Westminster has a tendency to get ahead of itself. MPs want to discuss the aftermath of an event long before it has happened. They play never-ending games of ‘What if?’ At the moment, the political class cannot stop discussing, in great detail, what the post-EU referendum political landscape will look like. The speculation is, in and of itself, part of the political process. Much of the talk of the post-vote challenges facing David Cameron is intended to persuade him to pull his punches in the final weeks of the campaign.
What no one disputes is that the Prime Minister will find governing even harder after 23 June. His majority is already thin and he has had to U-turn on a host of policies since the election. After such a bitterly fought referendum, a handful of Tory MPs will take every opportunity to obstruct Cameron and Osborne’s legislative agenda.

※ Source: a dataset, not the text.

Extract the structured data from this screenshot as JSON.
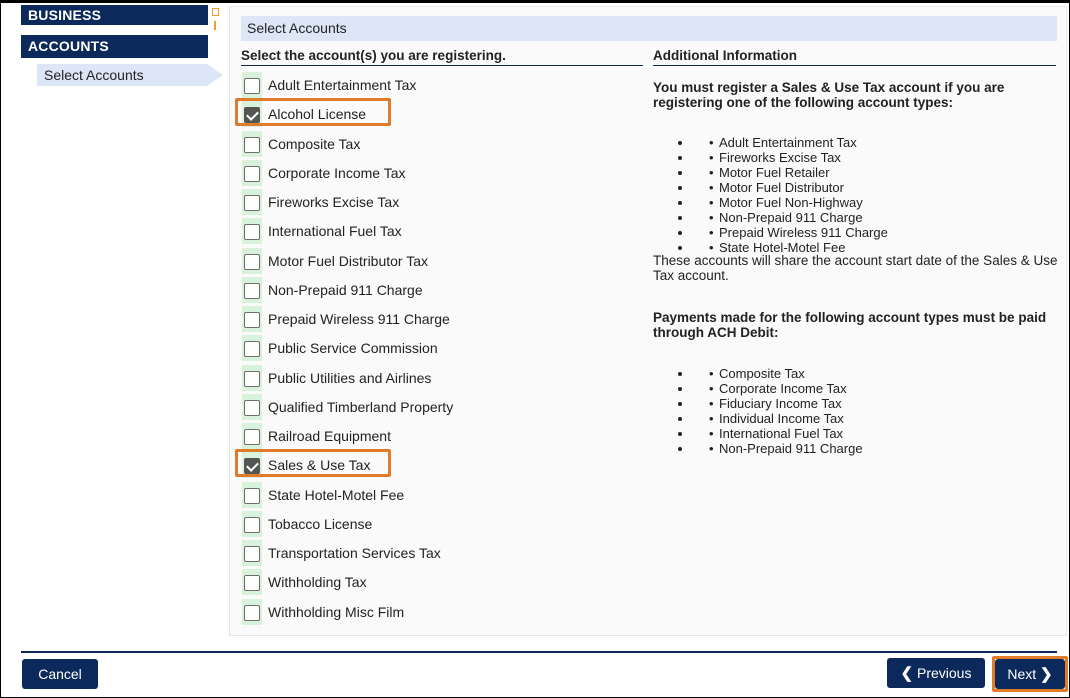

It will be very difficult for the government to get anything controversial through the Commons. One member of the payroll vote predicts ‘a zombie parliament’, with hardly any bills being passed. No. 10 is aware of this danger. Its plan, I gather, is to start thinking and acting like a minority government, working out how to do as much as possible without the need to pass laws or win votes in Parliament.
The EU referendum has already told us a lot about the country’s senior politicians, revealing what really motivates them. This does not happen in general elections because party loyalty, and the need to defeat the opposition, keeps the show on the road. And it has, perhaps, told us more about David Cameron than it has about anyone else. Take his decision to promise the referendum. His friend and former adviser Steve Hilton describes this as his throwing Britain a lifeline to escape the sinking EU.